This article has been archived and is no longer updated by Apple.

Xsan 2.1.1: Script to reboot Intel-based Xserve MDCs after failover

View the script to reboot Intel-based Xserve MDCs after failover.

This script in this article immediately reboots an Xsan Metadata Controller (MDC) that has lost control of an Xsan volume after an Xsan volume failover. If a failover occurs for any reason, the script will be executed by the MDC that takes control of the volume. The script uses Lights Out Management (LOM) to send a reboot signal to the previously active MDC. This action ensures that the Xsan volume’s metadata cannot be modified by the previously active MDC after a failover.

Xsan includes multiple safeguards to avoid a situation where an Xsan volume is active on more than one MDC. This script is not required. It is provided as an example for sites where an additional hardware-based method is desired to prevent this unlikely scenario.

Use of this script is optional and at your own risk. Verify system requirements before installing. Apple does not provide support for modifications of this script.

Notes

  • This script is designed for Xsans with two MDCs running Xsan 2.1.1. Do not deploy this script if your Xsan volume has more than two MDCs.

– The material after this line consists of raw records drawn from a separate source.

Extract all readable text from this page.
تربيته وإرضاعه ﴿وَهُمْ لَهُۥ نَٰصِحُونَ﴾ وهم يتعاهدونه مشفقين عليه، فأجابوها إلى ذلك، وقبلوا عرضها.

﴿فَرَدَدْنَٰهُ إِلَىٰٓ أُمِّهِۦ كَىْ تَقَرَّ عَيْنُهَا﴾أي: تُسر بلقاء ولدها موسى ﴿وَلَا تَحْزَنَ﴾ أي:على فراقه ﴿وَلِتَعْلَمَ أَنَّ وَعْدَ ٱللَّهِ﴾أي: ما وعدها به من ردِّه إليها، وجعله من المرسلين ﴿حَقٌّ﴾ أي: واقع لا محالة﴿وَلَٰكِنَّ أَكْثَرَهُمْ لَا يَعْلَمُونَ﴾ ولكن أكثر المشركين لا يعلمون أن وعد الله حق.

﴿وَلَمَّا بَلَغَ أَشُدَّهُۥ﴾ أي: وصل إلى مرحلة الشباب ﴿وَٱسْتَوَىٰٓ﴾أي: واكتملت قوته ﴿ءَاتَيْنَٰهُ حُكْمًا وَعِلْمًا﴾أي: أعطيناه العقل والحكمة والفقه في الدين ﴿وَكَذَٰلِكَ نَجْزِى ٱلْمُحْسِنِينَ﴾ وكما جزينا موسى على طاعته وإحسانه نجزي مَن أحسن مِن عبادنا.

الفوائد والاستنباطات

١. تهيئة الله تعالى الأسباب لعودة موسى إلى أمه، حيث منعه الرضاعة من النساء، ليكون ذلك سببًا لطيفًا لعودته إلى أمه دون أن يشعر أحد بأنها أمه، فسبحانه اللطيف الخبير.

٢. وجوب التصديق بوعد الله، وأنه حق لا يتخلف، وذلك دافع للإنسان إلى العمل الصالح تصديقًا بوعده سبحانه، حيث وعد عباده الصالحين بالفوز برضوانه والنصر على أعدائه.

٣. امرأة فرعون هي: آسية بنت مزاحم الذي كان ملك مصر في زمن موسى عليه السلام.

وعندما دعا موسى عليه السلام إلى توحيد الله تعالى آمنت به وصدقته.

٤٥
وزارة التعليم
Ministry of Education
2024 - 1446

  • Both MDCs must be Intel-based Xserves because of the LOM commands this script uses to send the reboot signal.

  • This script can be used in Xsans with more than one volume. Each volume should be configured to run on both MDCs with the same failover priority.

  • It is recommended that only Xsan and Open Directory services be hosted on Xsan MDCs. If Open Directory services are running on the MDCs, it is important that an Open Directory Replica be available at all times. This will ensure continual availability of Open Directory services should an MDC be rebooted by this script.

  • Important: The MDC’s internal hard drives should be formatted as Mac OS Extended with journaling enabled.

Installing the script

Perform these steps on both MDCs:

  1. Use the steps described in this article to configure the LOM Addresses.

  2. Create a LOM password file by executing this command:

    sudo sh -c "echo PASSWORD > /private/var/root/Other_MDCs_LOM_Password"

    Replace ‘PASSWORD’ with the LOM administrator’s password on the other MDC.

  3. Restrict access to the LOM password file by executing the following commands in Terminal:

    sudo chmod 400 /private/var/root/Other_MDCs_LOM_Password

    sudo chown root:wheel /private/var/root/Other_MDCs_LOM_Password

  4. Back up the original script by executing this Terminal command:

    sudo mv /Library/Filesystems/Xsan/bin/cvfail /Library/Filesystems/Xsan/bin/cvfail.bak

  5. To create the new script, copy the text below beginning with the line “#!/bin/sh” to the “# end script” line. Paste the text into a new plain text document in TextEdit, using these guidelines.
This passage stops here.